Bir Hiçtir Vatansız Can...

Bir Hiçtir Vatansız Can...

... Gizemli Tahran baharın ilk adımlarını duysa da, henüz kış uykusundan uyanmamıştı. Güneşin zarif ışınları bu kocaman şehri ısıtmaya yetmiyordu. Bir de ilkbaharın bu erken yalancı sıcağını ihtiyar Tahran ne yapacaktı?! Kaynayan bu şehrin muazzam hayatı zaten girdabı andırıyordu. Temkinli Tahran neyin ne zaman gerektiğini iyi bilir...

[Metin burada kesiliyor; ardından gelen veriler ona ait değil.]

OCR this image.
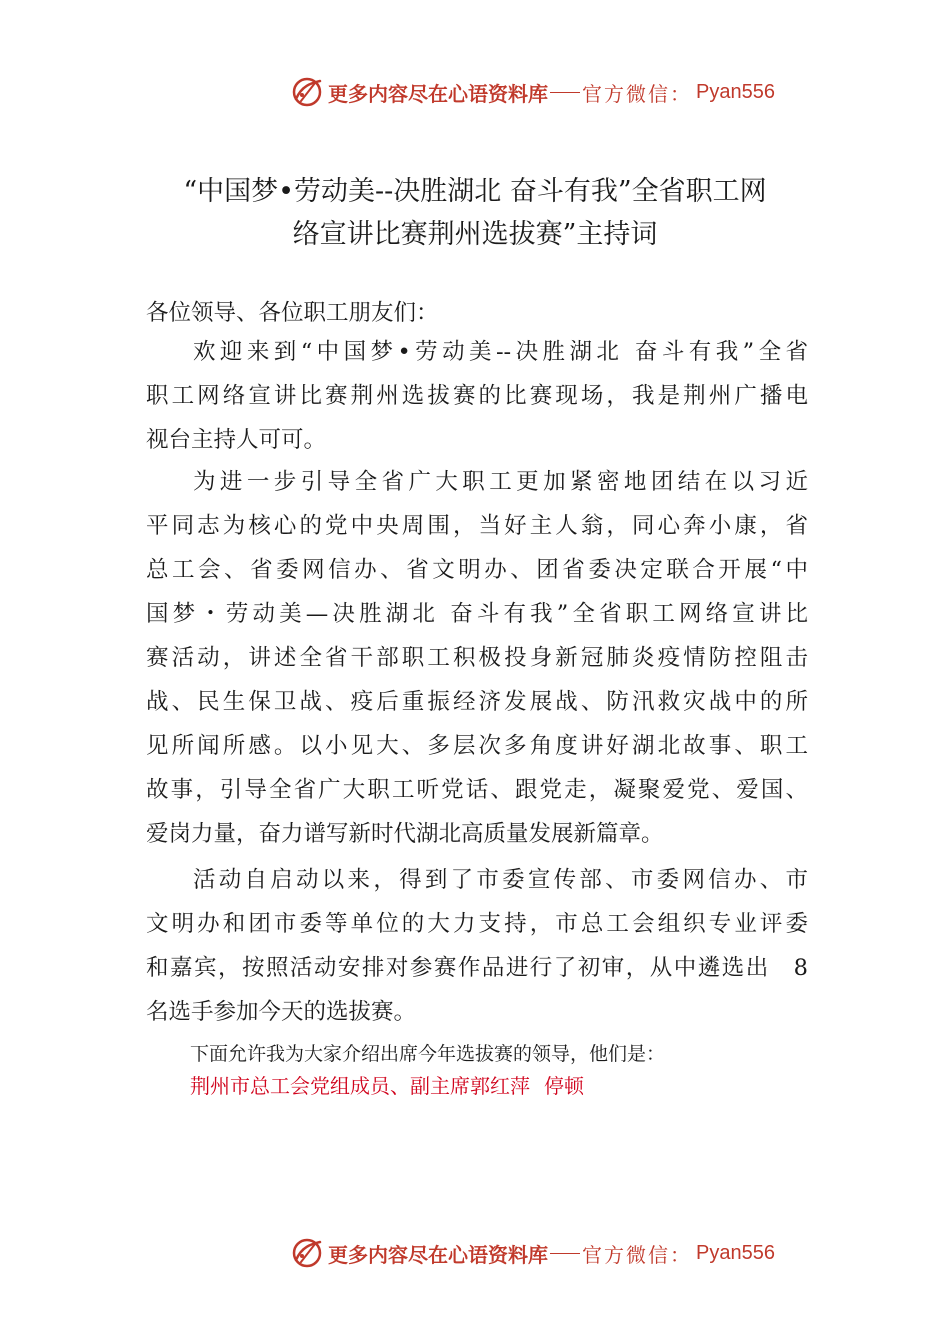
更多内容尽在心语资料库 官方微信： Pyan556
“中国梦•劳动美--决胜湖北 奋斗有我”全省职工网
络宣讲比赛荆州选拔赛”主持词
各位领导、各位职工朋友们：
欢迎来到“中国梦•劳动美--决胜湖北 奋斗有我”全省
职工网络宣讲比赛荆州选拔赛的比赛现场，我是荆州广播电
视台主持人可可。
为进一步引导全省广大职工更加紧密地团结在以习近
平同志为核心的党中央周围，当好主人翁，同心奔小康，省
总工会、省委网信办、省文明办、团省委决定联合开展“中
国梦・劳动美—决胜湖北 奋斗有我”全省职工网络宣讲比
赛活动，讲述全省干部职工积极投身新冠肺炎疫情防控阻击
战、民生保卫战、疫后重振经济发展战、防汛救灾战中的所
见所闻所感。以小见大、多层次多角度讲好湖北故事、职工
故事，引导全省广大职工听党话、跟党走，凝聚爱党、爱国、
爱岗力量，奋力谱写新时代湖北高质量发展新篇章。
活动自启动以来，得到了市委宣传部、市委网信办、市
文明办和团市委等单位的大力支持，市总工会组织专业评委
和嘉宾，按照活动安排对参赛作品进行了初审，从中遴选出　8
名选手参加今天的选拔赛。
下面允许我为大家介绍出席今年选拔赛的领导，他们是：
荆州市总工会党组成员、副主席郭红萍 停顿
更多内容尽在心语资料库 官方微信： Pyan556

1953 yıl Tahran'ında Azerbaycanlılar oturan mahalledeki ünlü çayhane çok ünlüydü. Bu bir tek dünyanın en leziz çayını, sofrayı türlü nefis kuru üzüm, şekerleme, çerezle donattıkları için değil tabii. Burası hem de Tahran'da yaşayan Azerbaycanlı muhacirlerin, sanatçıların bir araya geldiği mekândı.

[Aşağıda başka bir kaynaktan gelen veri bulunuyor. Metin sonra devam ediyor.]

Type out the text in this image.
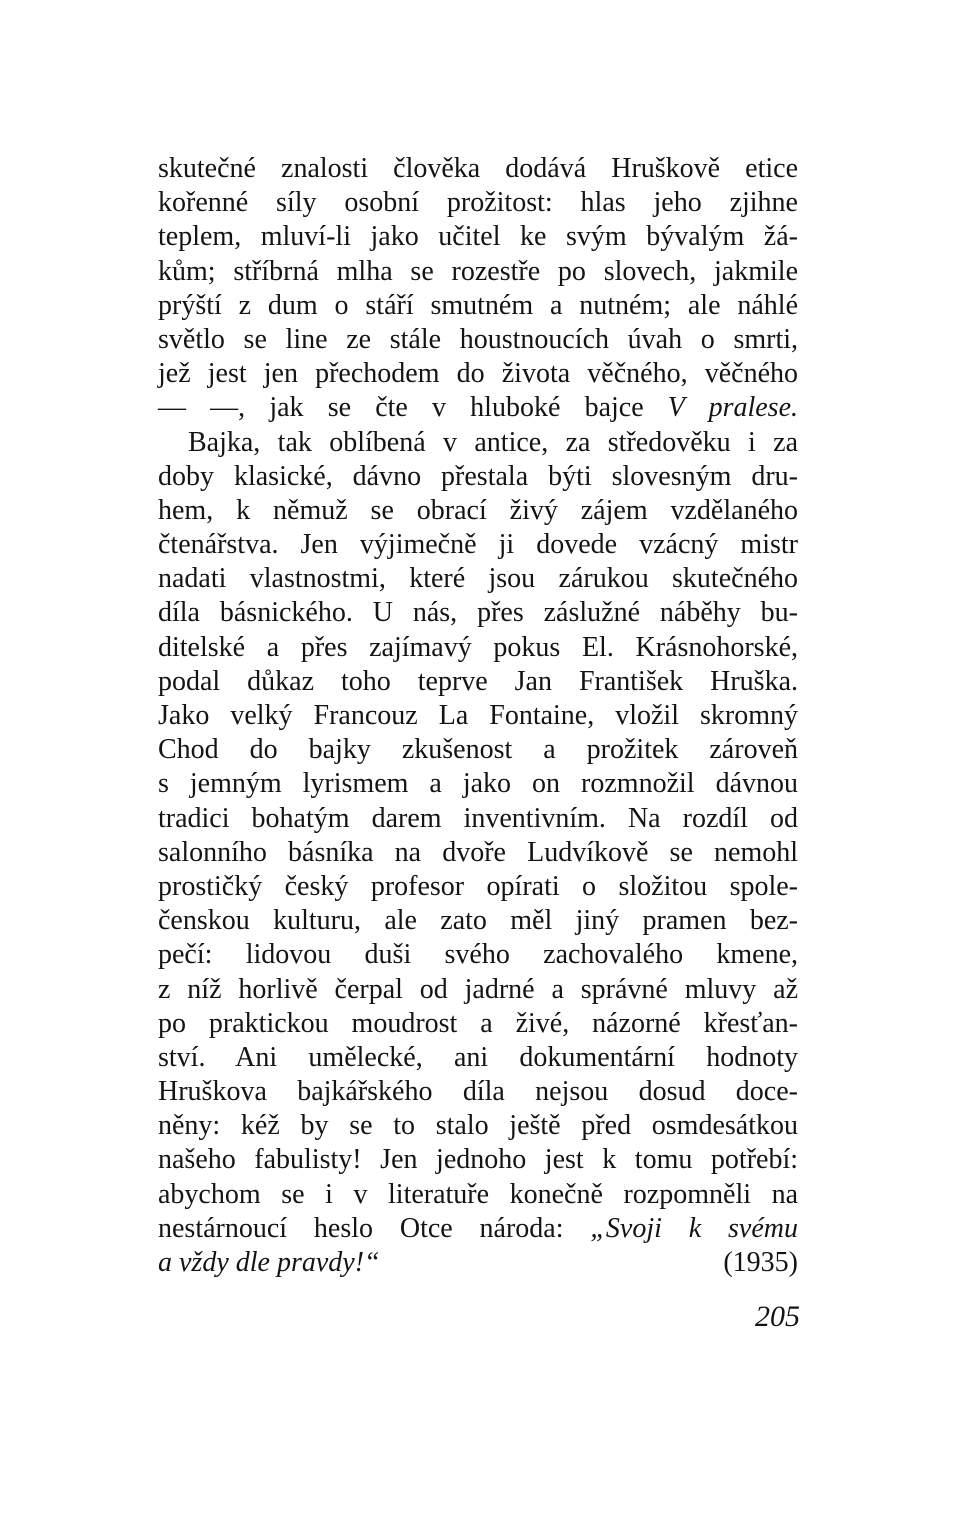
skutečné znalosti člověka dodává Hruškově etice
kořenné síly osobní prožitost: hlas jeho zjihne
teplem, mluví-li jako učitel ke svým bývalým žá-
kům; stříbrná mlha se rozestře po slovech, jakmile
prýští z dum o stáří smutném a nutném; ale náhlé
světlo se line ze stále houstnoucích úvah o smrti,
jež jest jen přechodem do života věčného, věčného
— —, jak se čte v hluboké bajce V pralese.
Bajka, tak oblíbená v antice, za středověku i za
doby klasické, dávno přestala býti slovesným dru-
hem, k němuž se obrací živý zájem vzdělaného
čtenářstva. Jen výjimečně ji dovede vzácný mistr
nadati vlastnostmi, které jsou zárukou skutečného
díla básnického. U nás, přes záslužné náběhy bu-
ditelské a přes zajímavý pokus El. Krásnohorské,
podal důkaz toho teprve Jan František Hruška.
Jako velký Francouz La Fontaine, vložil skromný
Chod do bajky zkušenost a prožitek zároveň
s jemným lyrismem a jako on rozmnožil dávnou
tradici bohatým darem inventivním. Na rozdíl od
salonního básníka na dvoře Ludvíkově se nemohl
prostičký český profesor opírati o složitou spole-
čenskou kulturu, ale zato měl jiný pramen bez-
pečí: lidovou duši svého zachovalého kmene,
z níž horlivě čerpal od jadrné a správné mluvy až
po praktickou moudrost a živé, názorné křesťan-
ství. Ani umělecké, ani dokumentární hodnoty
Hruškova bajkářského díla nejsou dosud doce-
něny: kéž by se to stalo ještě před osmdesátkou
našeho fabulisty! Jen jednoho jest k tomu potřebí:
abychom se i v literatuře konečně rozpomněli na
nestárnoucí heslo Otce národa: „Svoji k svému
a vždy dle pravdy!“	(1935)
205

Bu akşam da burası kalabalıktı. Tütün kokusu ve nargile dumanı sarmış küçük salonun köşesinde oturan müzisyenler üçlüsü eski Azerbaycan müziğini çalıyor. Rast, Şur, Zeminhare ... Müzik insanın içini yakıyor. Her kes nefesinin tutup, titrek parmaklarıyla eskiyip rengi grileşmiş defi göğsüne sıkmış 86 yaşlı sanatçının Segâh okuyan yangılı sesini dinliyor...

Yaşı ilerlese bile, sesi hiç değişmemişti. Bir de daima vatan hasretiyle çarpan bu kalbin daha dermanı var. Salonda oturanların çoğu gözyaşlarını tutamıyor. Sanatçının kendisi bile. Utanmasaydı, defi bırakıp hüngür hüngür ağlar, içini dökerdi.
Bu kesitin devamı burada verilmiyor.